I asked her why did you fall into trouble. Her answer was difficult to say, I didn’t get the answer to my question with her pointing and weak voice. I asked again, where is your house? where do you sleep at night? She pointed to her blanket and pillow.
Sometimes she would ask a few questions and I would answer them. We were comfortable together, sometimes a bitter smile appeared on her rotten lips.
Meanwhile, a man with his children passed by and stood far away, looking at both of us. When the poor lady realized that they were looking at us, she quickly turned her face away and asked me to tell them to leave. She feared and hated men. I became more curious and looked at the wounds around her eyes and the cuts on her ears. I understood why she hates men.
Yes! This was what happened on the corner of Kabul street. Oh, how painful it was. In a society where humanity is dead and such a cruel woman took shelter on the street. I was talking to that lady when some children around seven or eight years old passed by us. They looked at that woman and said: “Bitch”

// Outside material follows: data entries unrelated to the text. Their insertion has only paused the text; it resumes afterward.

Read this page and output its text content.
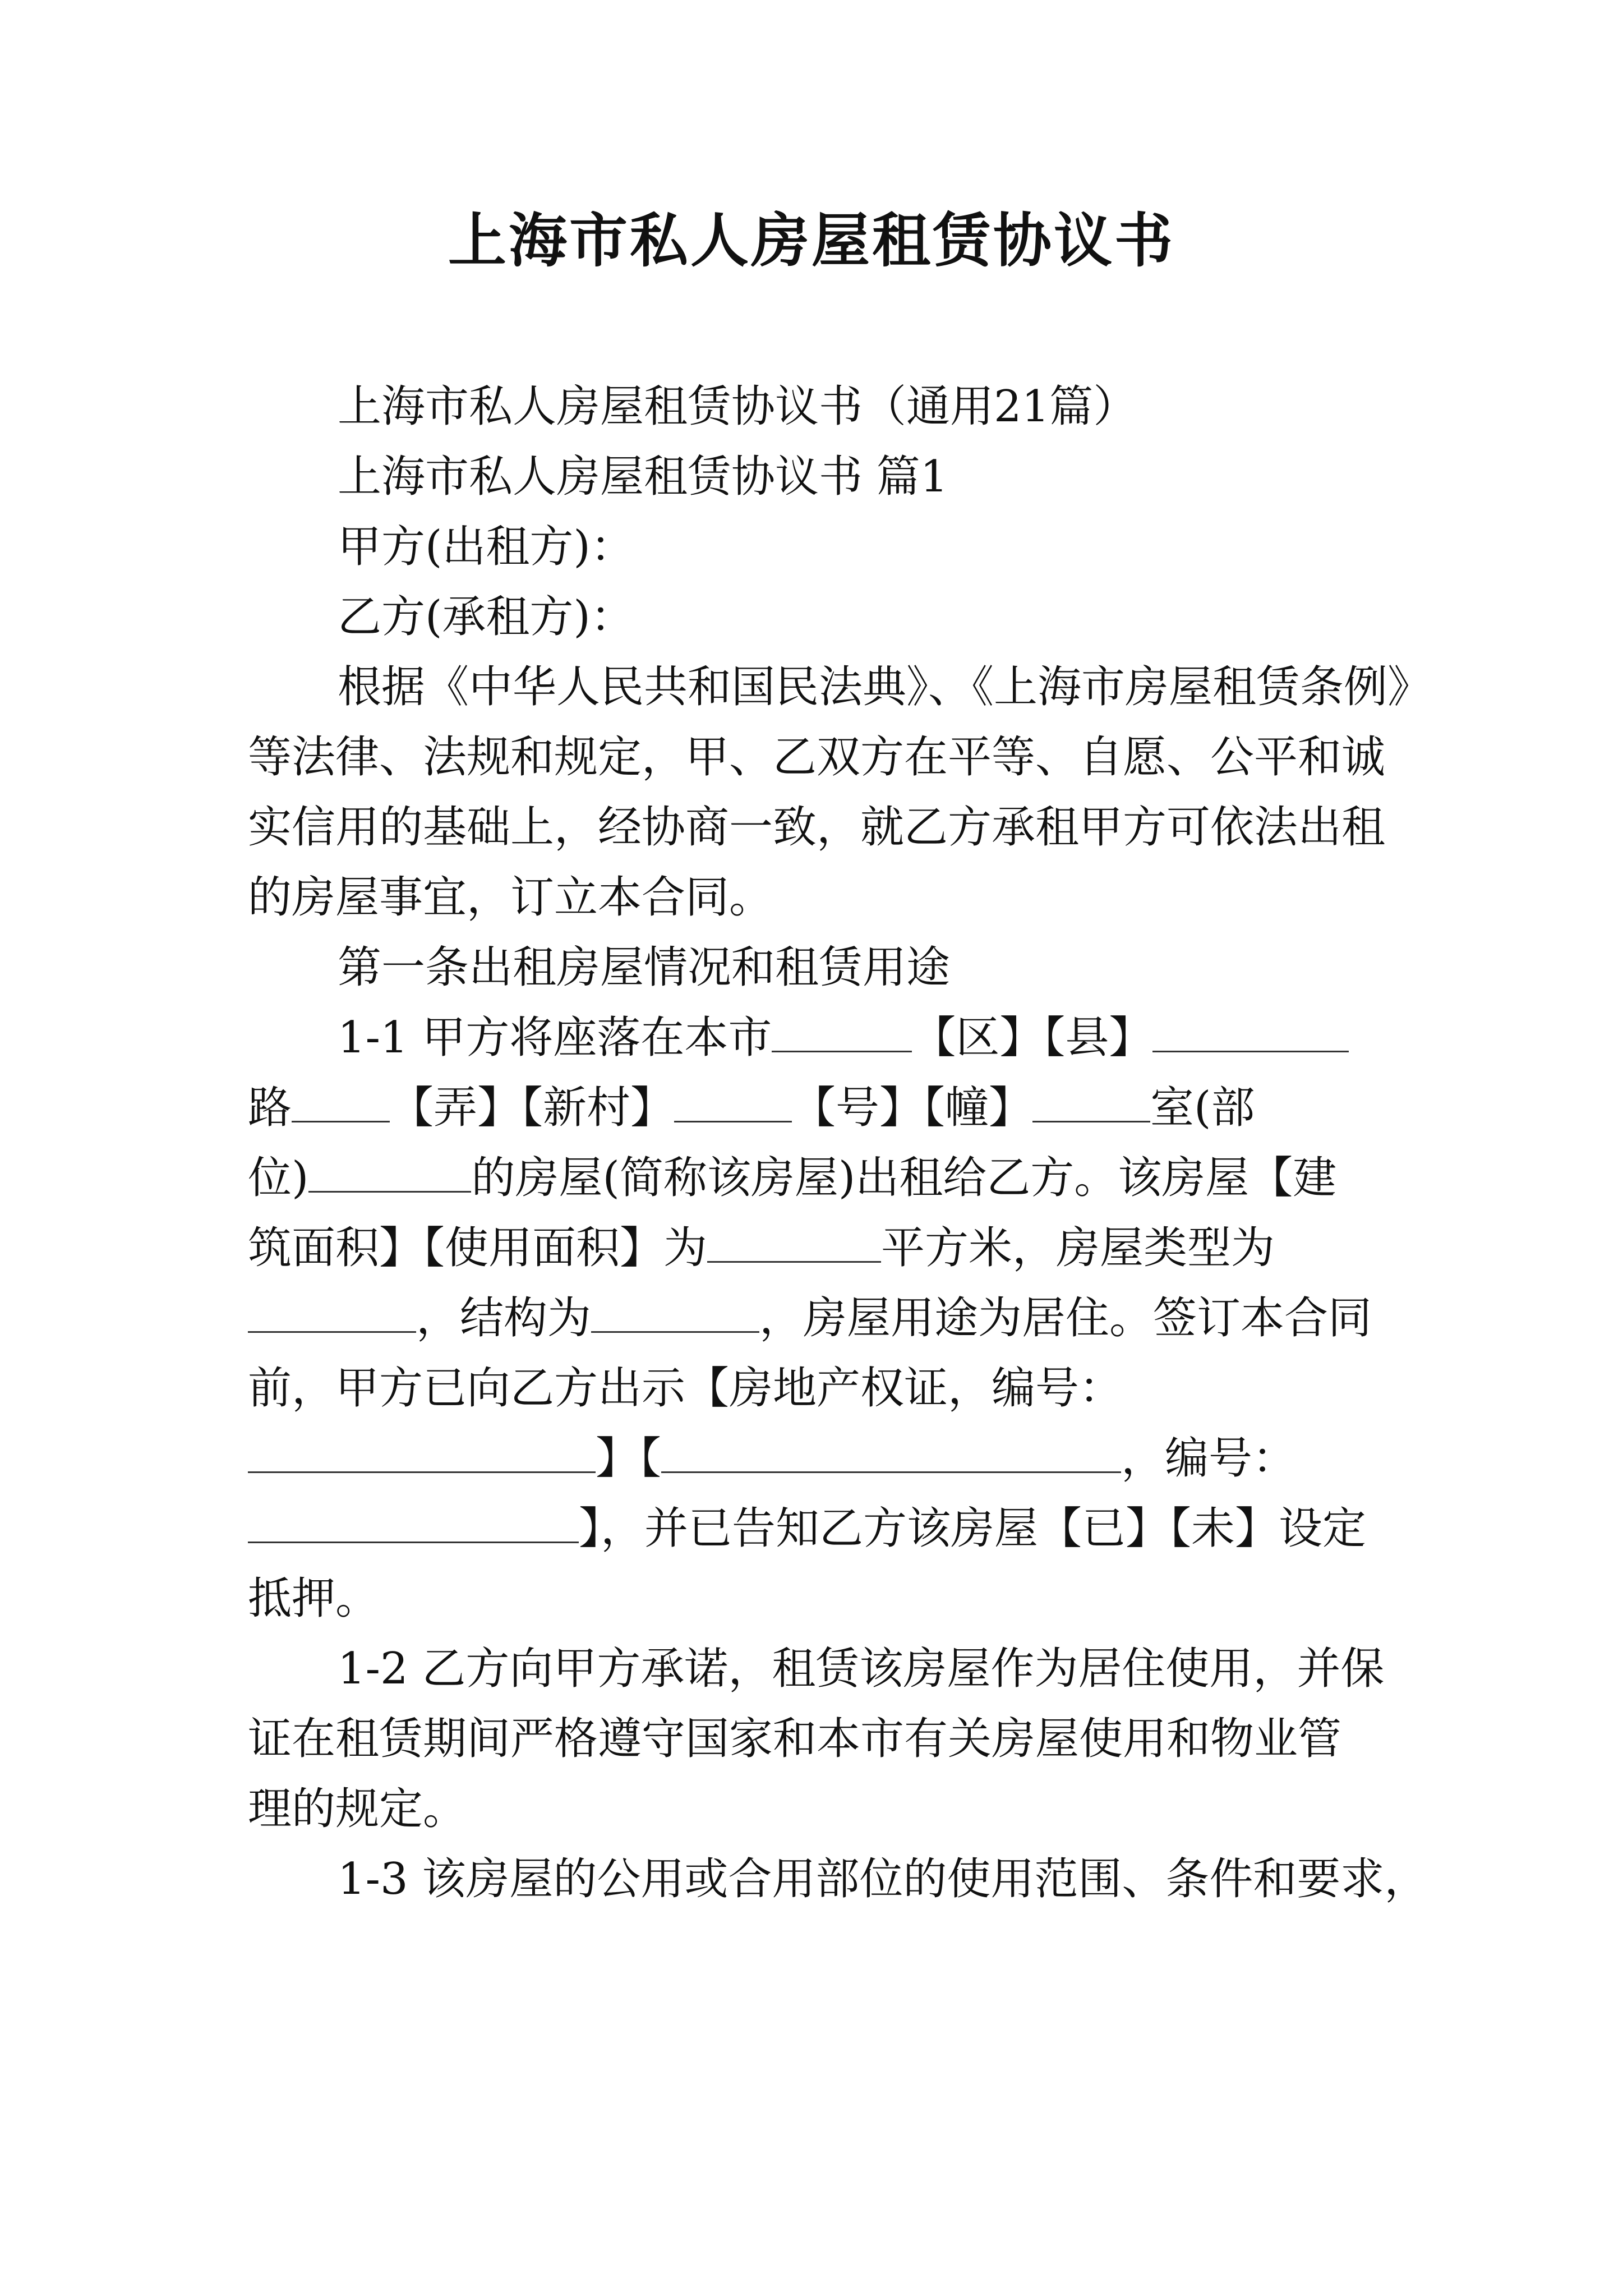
上海市私人房屋租赁协议书
上海市私人房屋租赁协议书（通用21篇）
上海市私人房屋租赁协议书 篇1
甲方(出租方)：
乙方(承租方)：
根据《中华人民共和国民法典》、《上海市房屋租赁条例》
等法律、法规和规定，甲、乙双方在平等、自愿、公平和诚
实信用的基础上，经协商一致，就乙方承租甲方可依法出租
的房屋事宜，订立本合同。
第一条出租房屋情况和租赁用途
1-1 甲方将座落在本市	【区】【县】
路 【弄】【新村】	【号】【幢】	室(部
位)	的房屋(简称该房屋)出租给乙方。该房屋【建
筑面积】【使用面积】为	平方米，房屋类型为
，结构为	，房屋用途为居住。签订本合同
前，甲方已向乙方出示【房地产权证，编号：
】【	，编号：
】，并已告知乙方该房屋【已】【未】设定
抵押。
1-2 乙方向甲方承诺，租赁该房屋作为居住使用，并保
证在租赁期间严格遵守国家和本市有关房屋使用和物业管
理的规定。
1-3 该房屋的公用或合用部位的使用范围、条件和要求，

Stunned, I put my hand in front of my mouth. The poor lady looked at them normally, as if she got used to these words. But I was burning. It was hard to digest this word. What can be expected in a society where a woman like her is called “Bitch” by a child to an old man? They convey so much pain and misery to women with their looks.
Here, in my land, young and old women are not safe. With hurtful looks, nasty words, and street harassment, women of this land are buried alive every day. I looked at my watch. I had to go but I stopped. The lady shakes her weak hands toward me. I also squeezed her hands kindly and with a bitter and painful smile on her lips, she left my hand and I said goodbye to her.